Evgeny Morozov in The New Republic:
In 1975, Malcolm Bradbury published The History Man, a piercing satire of the narcissistic pseudo-intellectualism of modern academia. The novel recounts a year in the life of the young radical sociologist Howard Kirk—“a theoretician of sociability”—who is working on a book called The Defeat of Privacy. Building on “a little Marx, a little Freud, and a little social history,” Kirk posits that “there are no more private selves, no more private corners in society, no more private properties, no more private acts.” (And, according to Kirk’s sardonic wife, “no more private parts.” She finds her husband’s books “very empty” but “always on the right side.”)
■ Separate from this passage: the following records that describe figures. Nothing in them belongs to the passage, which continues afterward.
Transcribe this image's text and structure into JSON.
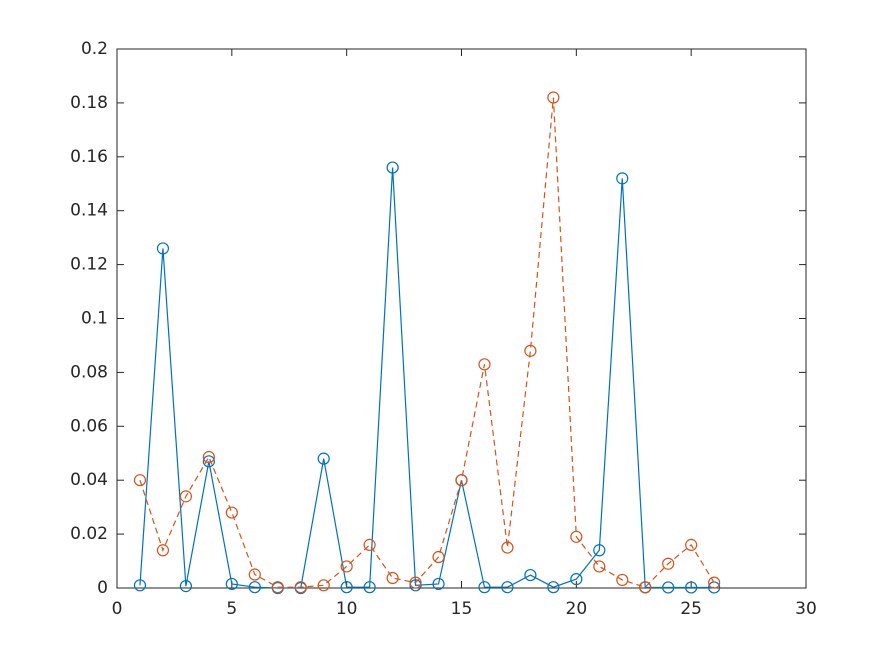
{
  "chart_data": {
    "type": "line",
    "x": [
      1,
      2,
      3,
      4,
      5,
      6,
      7,
      8,
      9,
      10,
      11,
      12,
      13,
      14,
      15,
      16,
      17,
      18,
      19,
      20,
      21,
      22,
      23,
      24,
      25,
      26
    ],
    "series": [
      {
        "color": "#0072bd",
        "line_style": "solid",
        "marker": "circle",
        "values": [
          0.001,
          0.126,
          0.0007,
          0.047,
          0.0015,
          0.0003,
          0,
          0,
          0.048,
          0.0003,
          0.0003,
          0.156,
          0.001,
          0.0015,
          0.04,
          0.0003,
          0.0003,
          0.0048,
          0.0003,
          0.0033,
          0.014,
          0.152,
          0.0002,
          0.0002,
          0.0002,
          0.0002
        ]
      },
      {
        "color": "#d95319",
        "line_style": "dashed",
        "marker": "circle",
        "values": [
          0.04,
          0.014,
          0.034,
          0.0486,
          0.028,
          0.005,
          0.0003,
          0.0003,
          0.001,
          0.008,
          0.016,
          0.0037,
          0.002,
          0.0115,
          0.04,
          0.083,
          0.015,
          0.088,
          0.182,
          0.019,
          0.008,
          0.003,
          0.0003,
          0.009,
          0.016,
          0.002
        ]
      }
    ],
    "xlim": [
      0,
      30
    ],
    "xticks": [
      0,
      5,
      10,
      15,
      20,
      25,
      30
    ],
    "ylim": [
      0,
      0.2
    ],
    "yticks": [
      0,
      0.02,
      0.04,
      0.06,
      0.08,
      0.1,
      0.12,
      0.14,
      0.16,
      0.18,
      0.2
    ],
    "grid": false,
    "box": true
  }
}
One cannot fault Kirk for thinking too small. He is trying to prove that “sociological and psychological understanding is now giving us a total view of man, and democratic society is giving us total access to everything. There’s nothing that’s not confrontable. There are no concealments any longer, no mysterious dark places of the soul. We’re all right there in front of the entire audience of the universe, in a state of exposure. We’re all nude and available.”
Occasionally Kirk practices what he preaches—his sociology class is invited to see his wife give birth—but he hates it when his own privacy is violated. When a student (who is also his lover) reads his book manuscript, he protests that it is private. He is furious when another student, in a desperate attempt to document the professor’s promiscuity, starts chasing him with a camera.
Public Parts—the second book by Jeff Jarvis, the Internet’s loudest guru—reads like a glib, half-baked sequel to The Defeat of Privacy, produced by an older and more conservative Howard Kirk, who has swapped his tweed jacket for a tuxedo and his smoking pipe for an iPhone. Jarvis’s intellectual heroes are different from Kirk’s, and the latter’s hippie lingo is replaced by business-friendly clichés, but the message is the same.